Anche se il dibattito è ancora aperto, sono convinto che per coloro che decidono di intraprendere percorsi legati allo sport professionistico non sia facile trovare la concentrazione giusta anche per formarsi. Questo perché lo sport, divenuto mestiere, va anche studiato nelle sue dimensioni tecniche, atletiche e tattiche.

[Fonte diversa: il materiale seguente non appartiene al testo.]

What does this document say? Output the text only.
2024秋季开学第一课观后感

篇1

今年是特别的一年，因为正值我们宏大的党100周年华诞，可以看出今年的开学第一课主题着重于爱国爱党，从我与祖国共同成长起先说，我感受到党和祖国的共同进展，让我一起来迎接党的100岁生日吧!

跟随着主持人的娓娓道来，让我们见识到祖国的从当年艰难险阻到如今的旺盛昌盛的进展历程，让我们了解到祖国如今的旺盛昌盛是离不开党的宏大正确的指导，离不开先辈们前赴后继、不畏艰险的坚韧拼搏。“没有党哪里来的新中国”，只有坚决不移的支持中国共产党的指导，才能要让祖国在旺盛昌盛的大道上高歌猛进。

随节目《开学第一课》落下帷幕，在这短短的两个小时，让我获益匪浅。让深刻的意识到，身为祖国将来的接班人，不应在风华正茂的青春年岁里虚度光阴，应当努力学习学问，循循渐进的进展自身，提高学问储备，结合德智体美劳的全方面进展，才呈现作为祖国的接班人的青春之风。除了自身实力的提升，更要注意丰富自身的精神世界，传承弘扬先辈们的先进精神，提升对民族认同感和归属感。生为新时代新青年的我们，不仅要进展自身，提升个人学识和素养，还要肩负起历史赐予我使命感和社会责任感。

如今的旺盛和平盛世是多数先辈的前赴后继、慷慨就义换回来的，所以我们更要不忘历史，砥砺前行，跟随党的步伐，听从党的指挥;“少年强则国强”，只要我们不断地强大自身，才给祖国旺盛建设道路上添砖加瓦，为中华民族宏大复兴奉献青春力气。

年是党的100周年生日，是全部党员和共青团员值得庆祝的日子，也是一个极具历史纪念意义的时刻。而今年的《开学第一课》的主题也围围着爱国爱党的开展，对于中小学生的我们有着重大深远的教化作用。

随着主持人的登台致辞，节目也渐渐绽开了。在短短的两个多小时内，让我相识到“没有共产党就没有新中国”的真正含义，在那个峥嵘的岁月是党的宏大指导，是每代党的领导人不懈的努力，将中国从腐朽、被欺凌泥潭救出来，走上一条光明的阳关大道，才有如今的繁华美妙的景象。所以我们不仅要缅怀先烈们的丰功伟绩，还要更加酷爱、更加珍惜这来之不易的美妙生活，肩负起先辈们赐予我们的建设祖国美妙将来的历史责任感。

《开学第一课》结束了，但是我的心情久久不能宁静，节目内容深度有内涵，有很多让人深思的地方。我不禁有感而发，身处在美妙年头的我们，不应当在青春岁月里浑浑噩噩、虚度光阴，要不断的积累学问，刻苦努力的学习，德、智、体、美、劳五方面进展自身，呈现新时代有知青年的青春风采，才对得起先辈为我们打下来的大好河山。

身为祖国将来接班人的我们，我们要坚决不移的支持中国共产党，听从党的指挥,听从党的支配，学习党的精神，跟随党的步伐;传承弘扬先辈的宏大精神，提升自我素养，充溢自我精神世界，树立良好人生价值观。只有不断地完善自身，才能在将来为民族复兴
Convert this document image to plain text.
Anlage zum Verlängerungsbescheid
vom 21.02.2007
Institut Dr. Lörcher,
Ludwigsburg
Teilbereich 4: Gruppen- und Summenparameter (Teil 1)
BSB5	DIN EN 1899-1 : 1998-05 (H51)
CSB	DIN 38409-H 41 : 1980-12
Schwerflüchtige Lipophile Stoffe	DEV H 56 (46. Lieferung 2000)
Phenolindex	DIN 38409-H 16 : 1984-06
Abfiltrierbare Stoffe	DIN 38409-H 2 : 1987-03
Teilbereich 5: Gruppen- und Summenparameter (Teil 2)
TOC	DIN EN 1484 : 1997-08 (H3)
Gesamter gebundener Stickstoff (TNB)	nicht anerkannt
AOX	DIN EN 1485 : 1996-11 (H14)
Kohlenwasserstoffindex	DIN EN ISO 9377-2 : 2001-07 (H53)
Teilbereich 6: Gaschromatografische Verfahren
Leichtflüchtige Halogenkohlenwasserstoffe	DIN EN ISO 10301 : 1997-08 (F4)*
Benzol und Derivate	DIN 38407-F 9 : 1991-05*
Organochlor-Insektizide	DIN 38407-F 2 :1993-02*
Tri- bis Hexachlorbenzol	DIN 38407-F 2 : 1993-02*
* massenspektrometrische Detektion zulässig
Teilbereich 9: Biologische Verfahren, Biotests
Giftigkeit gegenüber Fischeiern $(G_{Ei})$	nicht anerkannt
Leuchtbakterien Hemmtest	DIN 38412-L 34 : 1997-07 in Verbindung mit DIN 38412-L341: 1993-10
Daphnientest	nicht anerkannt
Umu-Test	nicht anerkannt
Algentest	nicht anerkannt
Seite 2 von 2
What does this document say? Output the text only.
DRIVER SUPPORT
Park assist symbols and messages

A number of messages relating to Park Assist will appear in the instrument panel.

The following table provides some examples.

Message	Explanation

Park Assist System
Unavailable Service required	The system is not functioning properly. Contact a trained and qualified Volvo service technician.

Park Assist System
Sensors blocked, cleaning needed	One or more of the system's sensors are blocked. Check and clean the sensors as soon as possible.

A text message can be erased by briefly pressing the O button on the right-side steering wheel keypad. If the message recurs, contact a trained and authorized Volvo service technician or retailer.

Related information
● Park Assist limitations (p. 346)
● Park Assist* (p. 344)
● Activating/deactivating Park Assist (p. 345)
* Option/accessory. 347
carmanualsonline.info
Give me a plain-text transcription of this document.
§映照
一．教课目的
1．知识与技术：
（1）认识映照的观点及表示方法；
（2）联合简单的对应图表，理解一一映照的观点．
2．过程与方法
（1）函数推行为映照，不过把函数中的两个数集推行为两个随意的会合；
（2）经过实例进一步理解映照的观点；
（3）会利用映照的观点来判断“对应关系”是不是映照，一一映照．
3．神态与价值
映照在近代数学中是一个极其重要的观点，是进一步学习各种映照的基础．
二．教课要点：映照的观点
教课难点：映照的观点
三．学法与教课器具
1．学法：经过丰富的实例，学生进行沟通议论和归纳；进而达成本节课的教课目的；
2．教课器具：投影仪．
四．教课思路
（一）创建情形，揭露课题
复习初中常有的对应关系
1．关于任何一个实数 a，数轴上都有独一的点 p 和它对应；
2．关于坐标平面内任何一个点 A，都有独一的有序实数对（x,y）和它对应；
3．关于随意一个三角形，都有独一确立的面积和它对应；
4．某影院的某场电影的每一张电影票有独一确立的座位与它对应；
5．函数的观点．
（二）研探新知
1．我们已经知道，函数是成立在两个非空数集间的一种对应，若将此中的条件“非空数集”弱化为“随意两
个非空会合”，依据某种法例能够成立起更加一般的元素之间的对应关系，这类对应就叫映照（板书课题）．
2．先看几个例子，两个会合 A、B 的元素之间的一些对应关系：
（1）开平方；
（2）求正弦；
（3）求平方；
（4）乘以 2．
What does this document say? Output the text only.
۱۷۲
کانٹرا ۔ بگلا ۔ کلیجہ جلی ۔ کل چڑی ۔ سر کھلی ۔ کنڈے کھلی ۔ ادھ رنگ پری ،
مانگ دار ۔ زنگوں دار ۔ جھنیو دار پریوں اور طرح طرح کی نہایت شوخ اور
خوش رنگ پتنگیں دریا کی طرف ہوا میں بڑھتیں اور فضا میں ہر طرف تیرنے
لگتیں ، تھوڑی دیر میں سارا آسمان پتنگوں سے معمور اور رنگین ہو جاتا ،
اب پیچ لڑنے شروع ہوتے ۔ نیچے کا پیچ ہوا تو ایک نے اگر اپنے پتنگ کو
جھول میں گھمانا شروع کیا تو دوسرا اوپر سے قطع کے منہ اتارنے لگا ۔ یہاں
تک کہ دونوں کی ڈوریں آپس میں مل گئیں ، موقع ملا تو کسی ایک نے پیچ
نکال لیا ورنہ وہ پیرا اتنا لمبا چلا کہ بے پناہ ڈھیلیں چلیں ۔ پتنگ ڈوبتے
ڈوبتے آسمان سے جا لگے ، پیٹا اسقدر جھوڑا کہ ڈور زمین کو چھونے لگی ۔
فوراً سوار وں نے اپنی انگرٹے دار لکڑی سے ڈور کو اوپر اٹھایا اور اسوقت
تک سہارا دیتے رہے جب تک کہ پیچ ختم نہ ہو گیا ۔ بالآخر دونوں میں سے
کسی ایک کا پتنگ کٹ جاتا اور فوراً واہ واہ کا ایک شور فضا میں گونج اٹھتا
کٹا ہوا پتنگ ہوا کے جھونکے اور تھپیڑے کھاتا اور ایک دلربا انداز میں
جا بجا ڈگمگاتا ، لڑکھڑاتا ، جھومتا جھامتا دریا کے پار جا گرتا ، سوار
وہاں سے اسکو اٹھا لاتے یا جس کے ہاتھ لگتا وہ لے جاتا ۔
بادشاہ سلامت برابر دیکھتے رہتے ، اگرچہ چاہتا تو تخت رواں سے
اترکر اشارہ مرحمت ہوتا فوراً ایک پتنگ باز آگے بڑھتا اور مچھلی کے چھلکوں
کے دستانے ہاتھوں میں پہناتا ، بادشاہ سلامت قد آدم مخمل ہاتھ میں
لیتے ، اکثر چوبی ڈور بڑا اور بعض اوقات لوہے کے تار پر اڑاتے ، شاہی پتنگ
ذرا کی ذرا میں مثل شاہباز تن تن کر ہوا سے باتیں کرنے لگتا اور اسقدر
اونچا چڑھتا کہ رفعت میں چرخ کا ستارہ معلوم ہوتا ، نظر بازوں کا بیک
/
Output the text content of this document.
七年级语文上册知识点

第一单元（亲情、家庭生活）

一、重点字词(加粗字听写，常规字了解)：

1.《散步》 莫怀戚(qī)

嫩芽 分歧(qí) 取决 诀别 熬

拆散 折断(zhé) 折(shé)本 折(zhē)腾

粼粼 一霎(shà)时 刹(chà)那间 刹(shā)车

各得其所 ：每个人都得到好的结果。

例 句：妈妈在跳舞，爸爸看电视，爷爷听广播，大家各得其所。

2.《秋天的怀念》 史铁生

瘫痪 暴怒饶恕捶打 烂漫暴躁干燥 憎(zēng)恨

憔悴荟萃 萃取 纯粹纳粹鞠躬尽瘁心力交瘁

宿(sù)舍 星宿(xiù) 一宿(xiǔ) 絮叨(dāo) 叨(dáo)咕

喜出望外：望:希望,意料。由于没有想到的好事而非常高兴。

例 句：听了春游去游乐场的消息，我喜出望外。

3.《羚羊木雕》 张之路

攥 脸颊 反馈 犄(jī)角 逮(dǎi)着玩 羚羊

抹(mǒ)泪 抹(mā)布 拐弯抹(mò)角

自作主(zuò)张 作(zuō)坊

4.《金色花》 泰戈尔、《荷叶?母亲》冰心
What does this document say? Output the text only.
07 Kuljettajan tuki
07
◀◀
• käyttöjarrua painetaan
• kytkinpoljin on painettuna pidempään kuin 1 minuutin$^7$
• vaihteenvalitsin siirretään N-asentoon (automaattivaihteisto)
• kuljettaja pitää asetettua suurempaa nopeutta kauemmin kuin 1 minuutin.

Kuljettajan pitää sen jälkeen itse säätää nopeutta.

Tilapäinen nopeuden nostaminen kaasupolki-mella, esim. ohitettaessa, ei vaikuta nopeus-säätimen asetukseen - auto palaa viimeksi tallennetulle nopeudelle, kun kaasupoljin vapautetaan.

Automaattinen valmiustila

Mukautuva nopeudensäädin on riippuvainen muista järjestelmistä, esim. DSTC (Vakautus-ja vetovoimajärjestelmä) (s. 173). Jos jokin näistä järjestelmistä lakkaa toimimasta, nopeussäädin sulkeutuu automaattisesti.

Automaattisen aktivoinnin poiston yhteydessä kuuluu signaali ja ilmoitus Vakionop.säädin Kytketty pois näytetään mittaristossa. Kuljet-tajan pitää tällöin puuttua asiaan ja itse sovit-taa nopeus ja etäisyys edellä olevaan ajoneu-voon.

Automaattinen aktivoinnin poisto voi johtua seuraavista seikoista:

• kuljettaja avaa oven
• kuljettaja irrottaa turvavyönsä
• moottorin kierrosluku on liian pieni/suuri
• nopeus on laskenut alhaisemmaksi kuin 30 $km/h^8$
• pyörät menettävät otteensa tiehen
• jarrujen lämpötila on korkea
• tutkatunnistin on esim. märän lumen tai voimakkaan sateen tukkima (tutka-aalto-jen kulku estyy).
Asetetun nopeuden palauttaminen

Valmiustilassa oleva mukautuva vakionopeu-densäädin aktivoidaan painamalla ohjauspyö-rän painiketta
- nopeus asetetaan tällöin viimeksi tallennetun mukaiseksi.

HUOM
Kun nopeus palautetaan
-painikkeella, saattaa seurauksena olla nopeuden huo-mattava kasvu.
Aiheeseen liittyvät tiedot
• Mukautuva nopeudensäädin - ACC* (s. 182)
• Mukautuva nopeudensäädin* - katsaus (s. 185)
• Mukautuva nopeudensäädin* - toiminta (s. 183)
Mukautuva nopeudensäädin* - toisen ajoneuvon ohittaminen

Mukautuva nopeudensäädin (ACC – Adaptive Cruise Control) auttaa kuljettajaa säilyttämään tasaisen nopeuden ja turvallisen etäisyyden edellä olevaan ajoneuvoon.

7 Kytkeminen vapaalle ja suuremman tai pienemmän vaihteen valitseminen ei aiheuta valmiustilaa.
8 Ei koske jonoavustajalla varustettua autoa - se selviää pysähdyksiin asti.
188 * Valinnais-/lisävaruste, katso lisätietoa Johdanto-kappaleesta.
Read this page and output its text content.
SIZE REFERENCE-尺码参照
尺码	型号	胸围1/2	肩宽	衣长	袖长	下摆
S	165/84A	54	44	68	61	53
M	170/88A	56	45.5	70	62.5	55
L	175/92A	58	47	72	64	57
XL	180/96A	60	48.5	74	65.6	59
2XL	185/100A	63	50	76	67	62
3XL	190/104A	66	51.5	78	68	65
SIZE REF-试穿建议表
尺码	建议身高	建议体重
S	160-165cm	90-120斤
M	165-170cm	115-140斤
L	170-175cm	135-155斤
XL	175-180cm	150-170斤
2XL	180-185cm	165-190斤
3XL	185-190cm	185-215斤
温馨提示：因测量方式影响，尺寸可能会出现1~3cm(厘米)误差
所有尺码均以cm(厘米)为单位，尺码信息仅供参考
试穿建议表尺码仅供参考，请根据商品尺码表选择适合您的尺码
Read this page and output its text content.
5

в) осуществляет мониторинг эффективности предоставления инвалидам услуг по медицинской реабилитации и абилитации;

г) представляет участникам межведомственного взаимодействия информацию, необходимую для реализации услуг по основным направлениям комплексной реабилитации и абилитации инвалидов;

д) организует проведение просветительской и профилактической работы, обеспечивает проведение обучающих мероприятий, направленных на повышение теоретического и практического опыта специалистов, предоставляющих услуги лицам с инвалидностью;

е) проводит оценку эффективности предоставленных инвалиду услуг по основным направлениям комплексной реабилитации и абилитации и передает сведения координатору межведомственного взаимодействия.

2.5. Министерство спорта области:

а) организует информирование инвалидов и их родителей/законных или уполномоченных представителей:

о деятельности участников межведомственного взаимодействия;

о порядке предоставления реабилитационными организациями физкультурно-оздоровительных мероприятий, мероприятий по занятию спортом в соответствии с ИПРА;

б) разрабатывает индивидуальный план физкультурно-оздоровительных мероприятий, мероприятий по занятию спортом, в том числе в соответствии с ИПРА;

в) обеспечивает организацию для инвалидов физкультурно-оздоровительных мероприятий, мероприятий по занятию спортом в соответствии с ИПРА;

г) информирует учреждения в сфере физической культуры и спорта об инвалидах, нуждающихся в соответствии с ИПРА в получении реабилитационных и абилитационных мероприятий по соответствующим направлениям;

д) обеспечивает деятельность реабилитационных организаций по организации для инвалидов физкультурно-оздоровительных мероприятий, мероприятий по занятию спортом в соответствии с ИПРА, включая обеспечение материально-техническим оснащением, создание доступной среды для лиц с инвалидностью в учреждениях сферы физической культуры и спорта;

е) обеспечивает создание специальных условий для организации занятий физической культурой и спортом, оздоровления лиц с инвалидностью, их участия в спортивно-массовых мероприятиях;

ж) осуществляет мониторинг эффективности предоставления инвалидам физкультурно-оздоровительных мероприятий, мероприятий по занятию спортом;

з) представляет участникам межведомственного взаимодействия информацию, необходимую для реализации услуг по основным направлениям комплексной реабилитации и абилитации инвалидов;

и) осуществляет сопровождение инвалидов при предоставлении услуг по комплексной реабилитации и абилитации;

Per questo motivo il discorso studio si può posticipare, a patto che si sostituiscano, già durante la propria carriera, alcune ore di play-station (o altre forme di hobby superflue) con valide esperienze formative.  

 

Sempre di più federazioni stanno organizzando iniziative educative per sportivi. La UEFA ha lanciato la UEFA for Players Academy, la FIBA il progetto TIME-OUT. Molte di queste sono progettate con un’impostazione tradizionale, tipiche e valide per chi già ha fatto l’Università o lavora in un contesto professionale strutturato. Credo invece che per coinvolgere maggiormente gli atleti occorra predisporre un percorso personalizzato che rifletta il loro modo di apprendere, e non viceversa, impostando l’esperienza formativa come se fosse una competizione: il modello teorico (l’allenamento a secco) integrato con casi studio (gli esercizi con gli attrezzi), fino ad arrivare all’amichevole (il confronto guidato con esperti) e alla vera competizione che può essere supportare l’atleta in un vero progetto professionale. In estrema sintesi: un percorso approfondito che rappresenti un investimento culturale dell’atleta che vuole prendere la prossima onda della propria carriera con slancio, sfruttando il meraviglioso mondo dello sport e tutta la velocità che questo può regalare.